The story, told in three minutes, stars Nikolai Kramarev and Vera Kramarev, Maxim Bessmertny’s maternal grandparents. Bessmertny also wrote and produced the short, in addition to directing.
In the story, the director explains, "the hotel receptionist receives a deposit note from a customer. With that note she pays the butcher for a debt, the butcher pays the driver of a truck, who passes the note to a lawyer, who pays a receptionist, who returns it to the guest because the latter does not want to stay in the hotel. This is the idea, a single note pays the debt of everyone and ends up back in the hands of the original owner, a very funny concept that I adapted to a visual format," Bessmertny explains.
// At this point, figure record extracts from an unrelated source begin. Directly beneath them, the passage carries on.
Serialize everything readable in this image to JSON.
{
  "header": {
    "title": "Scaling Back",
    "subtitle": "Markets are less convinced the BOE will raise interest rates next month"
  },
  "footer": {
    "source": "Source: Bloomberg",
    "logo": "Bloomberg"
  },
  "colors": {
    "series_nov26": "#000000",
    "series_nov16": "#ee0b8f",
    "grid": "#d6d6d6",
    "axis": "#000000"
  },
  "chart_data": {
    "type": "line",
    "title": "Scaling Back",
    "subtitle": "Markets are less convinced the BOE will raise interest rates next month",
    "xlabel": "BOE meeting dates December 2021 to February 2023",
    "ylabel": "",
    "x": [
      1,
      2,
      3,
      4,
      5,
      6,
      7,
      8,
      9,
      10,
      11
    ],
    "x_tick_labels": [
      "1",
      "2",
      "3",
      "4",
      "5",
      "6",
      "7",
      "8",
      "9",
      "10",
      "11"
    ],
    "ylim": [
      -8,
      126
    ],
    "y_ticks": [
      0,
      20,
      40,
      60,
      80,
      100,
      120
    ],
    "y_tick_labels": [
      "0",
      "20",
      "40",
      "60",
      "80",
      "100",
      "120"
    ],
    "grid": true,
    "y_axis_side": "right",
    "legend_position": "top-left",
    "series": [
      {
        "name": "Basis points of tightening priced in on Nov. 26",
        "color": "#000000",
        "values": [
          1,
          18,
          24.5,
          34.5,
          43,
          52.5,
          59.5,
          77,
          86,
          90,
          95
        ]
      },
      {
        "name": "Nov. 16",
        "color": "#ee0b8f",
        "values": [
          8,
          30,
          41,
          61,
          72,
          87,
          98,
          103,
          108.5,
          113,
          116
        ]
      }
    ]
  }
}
The film’s cinematography is the work of Jordan Lavi Quellman, a schoolmate of Max’s who has collaborated with him on previous productions. Bessmertny adds that The Great Debthas another particularity: in the filming, a Kipnotik wide-angle lens was used; "first used in the 1960s by the Russian director Mikhail Kalatozov," in the propaganda film Soy Cuba.
The sound effect of the parrot's cry
The film Death of a Parrotis dedicated to his grandfather, who is also the protagonist.
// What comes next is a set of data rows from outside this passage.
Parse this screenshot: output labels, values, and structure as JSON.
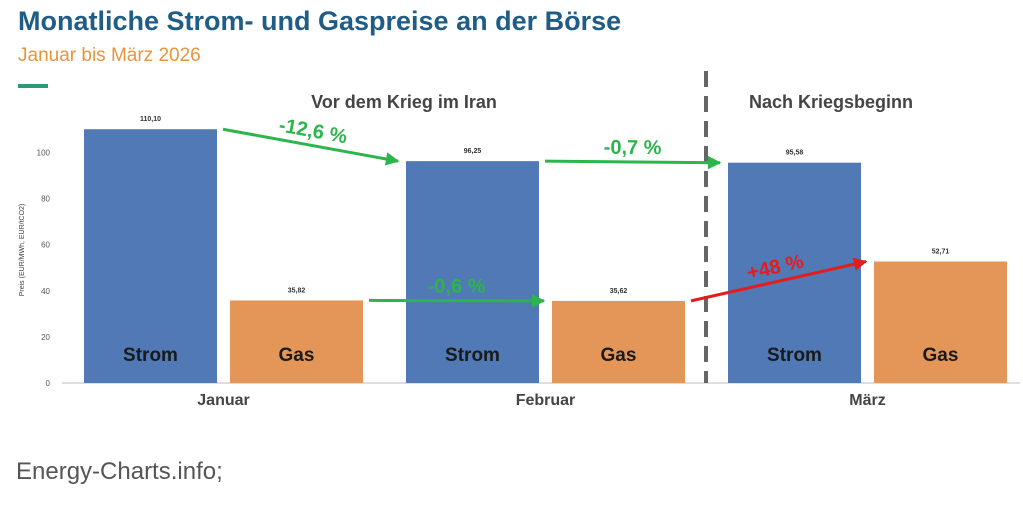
{
  "header": {
    "title": "Monatliche Strom- und Gaspreise an der Börse",
    "subtitle": "Januar bis März 2026"
  },
  "source": "Energy-Charts.info;",
  "colors": {
    "strom": "#5079b5",
    "gas": "#e39657",
    "arrow_green": "#2cb54a",
    "arrow_red": "#e31d1d",
    "title": "#1f5d86",
    "subtitle": "#e8943e"
  },
  "chart_data": {
    "type": "bar",
    "ylabel": "Preis (EUR/MWh, EUR/tCO2)",
    "ylim": [
      0,
      115
    ],
    "yticks": [
      0,
      20,
      40,
      60,
      80,
      100
    ],
    "categories": [
      "Januar",
      "Februar",
      "März"
    ],
    "series": [
      {
        "name": "Strom",
        "values": [
          110.1,
          96.25,
          95.58
        ],
        "value_labels": [
          "110,10",
          "96,25",
          "95,58"
        ]
      },
      {
        "name": "Gas",
        "values": [
          35.82,
          35.62,
          52.71
        ],
        "value_labels": [
          "35,82",
          "35,62",
          "52,71"
        ]
      }
    ],
    "sections": [
      "Vor dem Krieg im Iran",
      "Nach Kriegsbeginn"
    ],
    "annotations": [
      {
        "text": "-12,6 %",
        "series": "Strom",
        "from": "Januar",
        "to": "Februar",
        "color": "green"
      },
      {
        "text": "-0,7 %",
        "series": "Strom",
        "from": "Februar",
        "to": "März",
        "color": "green"
      },
      {
        "text": "-0,6 %",
        "series": "Gas",
        "from": "Januar",
        "to": "Februar",
        "color": "green"
      },
      {
        "text": "+48 %",
        "series": "Gas",
        "from": "Februar",
        "to": "März",
        "color": "red"
      }
    ]
  }
}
"I decided to do this short after making my first silent film. I wanted to make a second, with music, and using only a sound effect, which is the squawk of a parrot. The idea was to build a tense narrative over a short time span with the squawk of the parrot," the director explains, adding that the story was based on the novel Baudolino, by Umberto Eco, "where a murderer is hired because of an opium addiction."
In this film "a greedy grape addict", represented by local resident Kelsey Wilhelm, is barred from entering the garden of delights, and can only return if he does a favour for the administrator of the place, personified by his 71-year-old grandfather Nikolai. The soundtrack, also by Kelsey Wilhelm, mixes samples of Gustav Mahler's Symphony No. 3.
“Making short films is like dividing a feature film into six,” says the director. “It takes the same effort; you organize, you produce, you have the pre-production, post-production, marketing. If you're lucky it's your lottery ticket. There are people who make short films into feature films, so it can turn out to be a vehicle for making a feature".
However, the director is still looking for the perfect script to turn into to a feature film.
"People say it's easier now to make features, because it's all digital, but then why are more people not doing it? Because it's not that easy."
For Bessmertny, it is not enough to have funding to make a feature. The most important thing "is to have the perfect script and, so far, I have not yet been able to have a perfect 'filmable' script that makes me very happy.
“It's taken me all this time to find something worth going to the end of the world for, but I'm close. It's like having a treasure map, and as long as that map is good enough to take you to that treasure, then you're going to be willing to travel to the other side of the world. And that's what I've been doing, looking for maps."
The films and exhibition 'Degustation – Films by Maxim Bessmertny will be available for viewing until May 31 at the Taipa Village Arts Space.